Dennoch will die Winsener Verwaltung nun auch den Ausbau von Dächern in der Stadt prüfen. Die größte Fläche innerhalb der Stadt hat Planer Möller mit 3,7 Hektar ausgemacht. Sie gehört zu den Gebäuden des Online-Versandriesen Amazon im Gewerbegebiet Luhdorf. Möller will es dabei nicht belassen. „Wir können innerhalb eines halben Jahres eine Aufstellung über Flächen für Solarmodule auf Dächern vorlegen“, sagte er.

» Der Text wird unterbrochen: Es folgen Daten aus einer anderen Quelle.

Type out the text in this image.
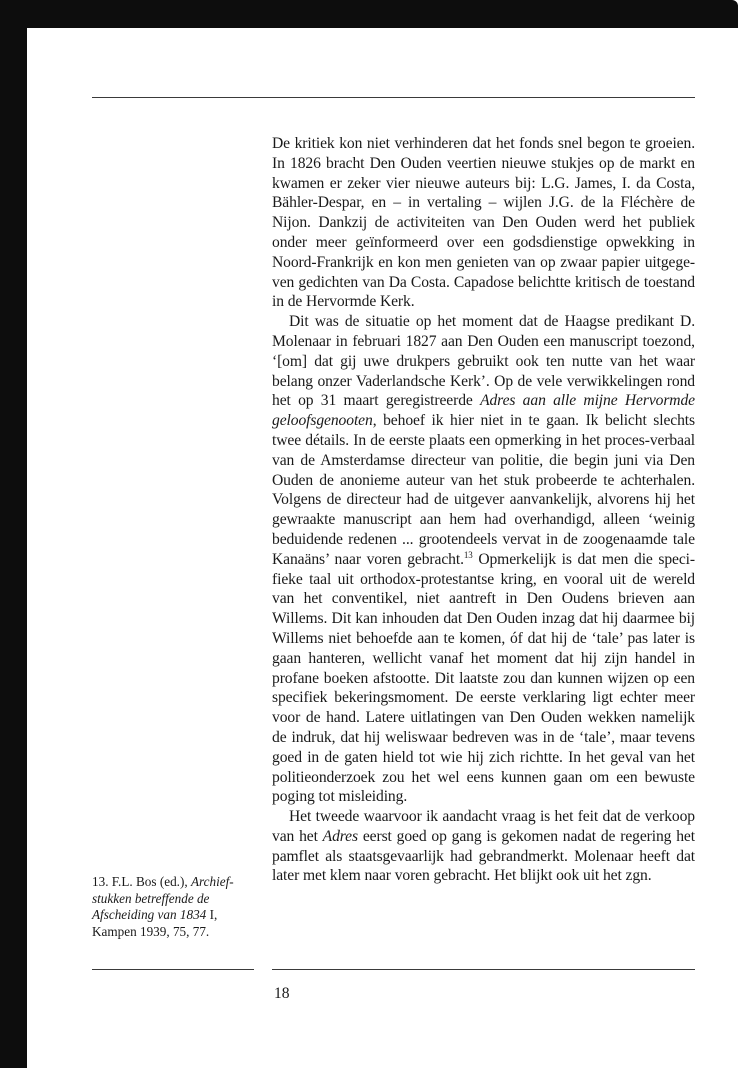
De kritiek kon niet verhinderen dat het fonds snel begon te groeien. In 1826 bracht Den Ouden veertien nieuwe stukjes op de markt en kwamen er zeker vier nieuwe auteurs bij: L.G. James, I. da Costa, Bähler-Despar, en – in vertaling – wijlen J.G. de la Fléchère de Nijon. Dankzij de activiteiten van Den Ouden werd het publiek onder meer geïnformeerd over een godsdienstige opwekking in Noord-Frankrijk en kon men genieten van op zwaar papier uitgege-ven gedichten van Da Costa. Capadose belichtte kritisch de toestand in de Hervormde Kerk.

Dit was de situatie op het moment dat de Haagse predikant D. Molenaar in februari 1827 aan Den Ouden een manuscript toezond, ‘[om] dat gij uwe drukpers gebruikt ook ten nutte van het waar belang onzer Vaderlandsche Kerk’. Op de vele verwikkelingen rond het op 31 maart geregistreerde Adres aan alle mijne Hervormde geloofsgenooten, behoef ik hier niet in te gaan. Ik belicht slechts twee détails. In de eerste plaats een opmerking in het proces-verbaal van de Amsterdamse directeur van politie, die begin juni via Den Ouden de anonieme auteur van het stuk probeerde te achterhalen. Volgens de directeur had de uitgever aanvankelijk, alvorens hij het gewraakte manuscript aan hem had overhandigd, alleen ‘weinig beduidende redenen ... grootendeels vervat in de zoogenaamde tale Kanaäns’ naar voren gebracht.$^{13}$ Opmerkelijk is dat men die speci-fieke taal uit orthodox-protestantse kring, en vooral uit de wereld van het conventikel, niet aantreft in Den Oudens brieven aan Willems. Dit kan inhouden dat Den Ouden inzag dat hij daarmee bij Willems niet behoefde aan te komen, óf dat hij de ‘tale’ pas later is gaan hanteren, wellicht vanaf het moment dat hij zijn handel in profane boeken afstootte. Dit laatste zou dan kunnen wijzen op een specifiek bekeringsmoment. De eerste verklaring ligt echter meer voor de hand. Latere uitlatingen van Den Ouden wekken namelijk de indruk, dat hij weliswaar bedreven was in de ‘tale’, maar tevens goed in de gaten hield tot wie hij zich richtte. In het geval van het politieonderzoek zou het wel eens kunnen gaan om een bewuste poging tot misleiding.

Het tweede waarvoor ik aandacht vraag is het feit dat de verkoop van het Adres eerst goed op gang is gekomen nadat de regering het pamflet als staatsgevaarlijk had gebrandmerkt. Molenaar heeft dat later met klem naar voren gebracht. Het blijkt ook uit het zgn.

13. F.L. Bos (ed.), Archief-stukken betreffende de Afscheiding van 1834 I, Kampen 1939, 75, 77.
18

Anfragen für solche Projekte lägen bei der Stadt vor.
Schafe weiden bereits seit sieben Jahren zwischen Solarmodulen
Für Wendelin Schmücker ist das beste Beispiel für einen Solarpark mit Tieren sein Hof in Borstel. Er ist der bisher größte im Landkreis und kann 1100 Haushalte versorgen. Zwischen den einzelnen Solarmodulen weiden seine Schafe bereits seit sieben Jahren. „Sie fühlen sich wohl“, versichert ihr Halter.
Bei der Genehmigung gab es keine Schwierigkeiten. Denn hier liegt der Park nahe Autobahnen und Gleisen. Für solche Gebiete gelten die Vorbehalte aus der Raumordnung nicht.